The Christian Heritage Centre

2nd April 2021

God's Grandeur

By Gerard Manley Hopkins
The world is charged with the grandeur of God.
    It will flame out, like shining from shook foil;
    It gathers to a greatness, like the ooze of oil
Crushed. Why do men then now not reck his rod?
Generations have trod, have trod, have trod;
    And all is seared with trade; bleared, smeared with toil;
    And wears man’s smudge and shares man’s smell: the soil
Is bare now, nor can foot feel, being shod.
 
And for all this, nature is never spent;
    There lives the dearest freshness deep down things;
And though the last lights off the black West went
    Oh, morning, at the brown brink eastward, springs —
Because the Holy Ghost over the bent
    World broods with warm breast and with ah! bright wings.

A discussion of G. M. Hopkins's poem "God's Grandeur"

Dr Michael D. Hurley (University of Cambridge, Chairman of the Christian Heritage Centre at Stonyhurst), Dr Rebekah Lamb (University of St Andrews, Trustee of the Christian Heritage Centre at Stonyhurst), and Dr Jan Graffius (Curator of the Museum, Library, and Archives at Stonyhurst) discuss Gerard Manley Hopkins’s “God’s Grandeur”.
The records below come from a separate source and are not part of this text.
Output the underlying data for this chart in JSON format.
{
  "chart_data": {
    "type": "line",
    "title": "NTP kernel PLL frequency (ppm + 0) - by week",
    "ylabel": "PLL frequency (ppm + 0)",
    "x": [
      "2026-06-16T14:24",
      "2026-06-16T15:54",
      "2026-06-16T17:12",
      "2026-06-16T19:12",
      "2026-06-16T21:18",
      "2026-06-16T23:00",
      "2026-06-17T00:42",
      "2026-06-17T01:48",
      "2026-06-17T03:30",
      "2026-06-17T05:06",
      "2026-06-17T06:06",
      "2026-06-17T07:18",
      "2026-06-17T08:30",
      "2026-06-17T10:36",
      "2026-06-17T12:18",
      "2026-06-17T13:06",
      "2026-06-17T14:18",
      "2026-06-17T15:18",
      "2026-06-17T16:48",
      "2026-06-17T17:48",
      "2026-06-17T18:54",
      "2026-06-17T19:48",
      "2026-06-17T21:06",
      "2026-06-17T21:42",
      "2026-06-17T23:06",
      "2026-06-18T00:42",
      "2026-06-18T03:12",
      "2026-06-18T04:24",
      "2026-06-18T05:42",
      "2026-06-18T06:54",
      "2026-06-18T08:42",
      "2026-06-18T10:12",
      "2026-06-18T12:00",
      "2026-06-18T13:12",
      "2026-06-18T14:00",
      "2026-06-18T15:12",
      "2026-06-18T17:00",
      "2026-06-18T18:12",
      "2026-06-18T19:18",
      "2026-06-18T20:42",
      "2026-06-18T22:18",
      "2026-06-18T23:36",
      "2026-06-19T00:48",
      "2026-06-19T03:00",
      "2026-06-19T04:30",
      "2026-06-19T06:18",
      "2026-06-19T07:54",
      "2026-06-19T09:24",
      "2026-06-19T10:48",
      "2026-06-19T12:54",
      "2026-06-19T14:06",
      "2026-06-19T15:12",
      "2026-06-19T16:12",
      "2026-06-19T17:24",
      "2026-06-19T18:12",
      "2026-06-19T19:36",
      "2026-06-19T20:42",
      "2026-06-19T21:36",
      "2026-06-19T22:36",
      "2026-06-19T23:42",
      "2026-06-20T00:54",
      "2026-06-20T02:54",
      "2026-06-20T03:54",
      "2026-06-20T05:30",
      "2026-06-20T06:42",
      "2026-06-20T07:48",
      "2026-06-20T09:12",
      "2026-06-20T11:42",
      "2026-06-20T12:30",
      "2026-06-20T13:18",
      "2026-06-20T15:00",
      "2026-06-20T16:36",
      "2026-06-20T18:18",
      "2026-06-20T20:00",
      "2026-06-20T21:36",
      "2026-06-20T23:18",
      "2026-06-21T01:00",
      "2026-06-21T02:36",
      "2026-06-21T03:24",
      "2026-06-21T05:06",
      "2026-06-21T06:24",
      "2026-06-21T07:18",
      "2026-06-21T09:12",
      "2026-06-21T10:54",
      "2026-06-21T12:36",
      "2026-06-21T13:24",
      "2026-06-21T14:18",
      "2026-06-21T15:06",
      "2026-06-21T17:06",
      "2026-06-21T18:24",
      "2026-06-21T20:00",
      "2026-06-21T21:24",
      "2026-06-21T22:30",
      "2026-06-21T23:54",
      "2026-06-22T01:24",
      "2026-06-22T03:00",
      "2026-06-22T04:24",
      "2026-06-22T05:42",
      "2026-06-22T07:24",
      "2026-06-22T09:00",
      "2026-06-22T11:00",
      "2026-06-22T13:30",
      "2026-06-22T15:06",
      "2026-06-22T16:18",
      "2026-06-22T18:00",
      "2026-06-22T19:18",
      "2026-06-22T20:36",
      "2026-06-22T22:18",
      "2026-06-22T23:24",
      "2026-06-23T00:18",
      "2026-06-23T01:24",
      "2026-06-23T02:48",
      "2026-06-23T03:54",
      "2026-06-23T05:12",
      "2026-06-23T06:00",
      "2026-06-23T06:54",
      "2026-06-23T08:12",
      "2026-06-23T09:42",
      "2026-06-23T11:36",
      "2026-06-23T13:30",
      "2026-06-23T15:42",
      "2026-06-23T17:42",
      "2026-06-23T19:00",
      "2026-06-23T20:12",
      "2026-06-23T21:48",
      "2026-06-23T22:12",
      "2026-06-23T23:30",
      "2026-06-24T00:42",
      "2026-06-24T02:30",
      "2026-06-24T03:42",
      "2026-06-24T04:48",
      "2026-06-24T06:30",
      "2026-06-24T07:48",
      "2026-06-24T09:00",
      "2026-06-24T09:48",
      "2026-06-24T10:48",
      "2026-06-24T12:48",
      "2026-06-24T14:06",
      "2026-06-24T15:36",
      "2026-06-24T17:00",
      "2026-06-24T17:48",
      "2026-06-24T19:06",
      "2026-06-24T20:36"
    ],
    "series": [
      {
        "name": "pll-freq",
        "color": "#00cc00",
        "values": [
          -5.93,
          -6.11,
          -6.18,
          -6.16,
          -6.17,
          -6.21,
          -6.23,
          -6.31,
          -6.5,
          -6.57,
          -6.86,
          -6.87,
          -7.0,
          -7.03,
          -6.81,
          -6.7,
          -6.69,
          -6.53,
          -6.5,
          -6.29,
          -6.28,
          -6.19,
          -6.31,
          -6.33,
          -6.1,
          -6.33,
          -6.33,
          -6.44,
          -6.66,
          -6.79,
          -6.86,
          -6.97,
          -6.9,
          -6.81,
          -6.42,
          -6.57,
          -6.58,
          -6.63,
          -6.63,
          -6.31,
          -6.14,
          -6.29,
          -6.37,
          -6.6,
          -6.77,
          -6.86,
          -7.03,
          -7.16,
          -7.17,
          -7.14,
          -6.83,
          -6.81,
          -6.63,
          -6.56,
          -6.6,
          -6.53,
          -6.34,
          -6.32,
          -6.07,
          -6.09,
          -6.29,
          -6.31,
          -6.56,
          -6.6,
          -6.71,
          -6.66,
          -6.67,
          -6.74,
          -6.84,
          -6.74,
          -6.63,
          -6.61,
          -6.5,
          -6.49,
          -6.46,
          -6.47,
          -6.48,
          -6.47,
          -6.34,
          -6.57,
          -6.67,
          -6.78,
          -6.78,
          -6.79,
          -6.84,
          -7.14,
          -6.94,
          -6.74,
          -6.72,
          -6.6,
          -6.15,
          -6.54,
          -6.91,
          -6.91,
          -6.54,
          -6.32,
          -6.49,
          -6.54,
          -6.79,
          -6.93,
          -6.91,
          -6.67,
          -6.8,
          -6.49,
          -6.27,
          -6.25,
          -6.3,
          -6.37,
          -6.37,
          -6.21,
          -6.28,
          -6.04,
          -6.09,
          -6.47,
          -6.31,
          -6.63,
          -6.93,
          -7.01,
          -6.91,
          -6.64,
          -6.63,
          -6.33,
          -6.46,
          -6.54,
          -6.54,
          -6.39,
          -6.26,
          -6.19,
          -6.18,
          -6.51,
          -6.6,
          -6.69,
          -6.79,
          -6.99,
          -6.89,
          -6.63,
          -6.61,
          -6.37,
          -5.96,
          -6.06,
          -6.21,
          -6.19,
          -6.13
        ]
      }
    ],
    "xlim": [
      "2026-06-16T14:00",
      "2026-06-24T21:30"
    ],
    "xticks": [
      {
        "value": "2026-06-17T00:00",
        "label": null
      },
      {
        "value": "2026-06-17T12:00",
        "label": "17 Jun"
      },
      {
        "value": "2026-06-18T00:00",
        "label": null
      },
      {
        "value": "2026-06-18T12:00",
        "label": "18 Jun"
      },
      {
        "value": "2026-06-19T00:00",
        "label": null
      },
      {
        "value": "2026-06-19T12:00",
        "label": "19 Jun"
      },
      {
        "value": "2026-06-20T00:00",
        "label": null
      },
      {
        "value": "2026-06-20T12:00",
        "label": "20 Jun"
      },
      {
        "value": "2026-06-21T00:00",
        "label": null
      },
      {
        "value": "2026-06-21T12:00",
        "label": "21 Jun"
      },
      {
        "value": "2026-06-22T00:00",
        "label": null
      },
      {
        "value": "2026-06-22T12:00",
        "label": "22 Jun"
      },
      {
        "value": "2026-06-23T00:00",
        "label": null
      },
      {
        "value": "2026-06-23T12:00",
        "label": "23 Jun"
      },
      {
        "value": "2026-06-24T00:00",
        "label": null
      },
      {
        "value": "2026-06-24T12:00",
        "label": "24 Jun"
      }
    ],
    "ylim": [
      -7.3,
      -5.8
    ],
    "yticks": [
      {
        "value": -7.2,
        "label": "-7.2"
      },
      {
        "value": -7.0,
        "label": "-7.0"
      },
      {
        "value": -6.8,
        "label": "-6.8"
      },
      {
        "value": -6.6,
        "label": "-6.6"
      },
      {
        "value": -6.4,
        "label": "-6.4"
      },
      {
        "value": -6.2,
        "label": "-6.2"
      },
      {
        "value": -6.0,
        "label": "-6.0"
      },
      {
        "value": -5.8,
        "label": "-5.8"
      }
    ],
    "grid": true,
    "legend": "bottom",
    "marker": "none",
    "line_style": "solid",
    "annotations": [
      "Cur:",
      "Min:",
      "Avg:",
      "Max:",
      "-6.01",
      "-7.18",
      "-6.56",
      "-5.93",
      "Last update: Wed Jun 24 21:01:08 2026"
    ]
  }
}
The podcast offers an accessible overview of Hopkins’s life, the literary and theological richness of his poetry, and some of the ways in which his religious, scientific, and creative imagination was shaped by his experiences at Stonyhurst.

In collaboration with Stonyhurst College and Jesuits in Britain.

About Gerard Manley Hopkins

Gerard Manley Hopkins was an English poet and Jesuit priest, one of the most individual of Victorian writers. However, because his style was so radically different from that of his contemporaries, his best poems were not accepted for publication during his lifetime, and his achievement was not fully recognised until after World War I. Hopkins was a former seminarian pupil and teacher of Stonyhurst. His poem ‘God’s Grandeur’ is thought to be inspired by the grandeur of the building and the beauty of his surroundings whilst at Stonyhurst, finding ‘God in all things’.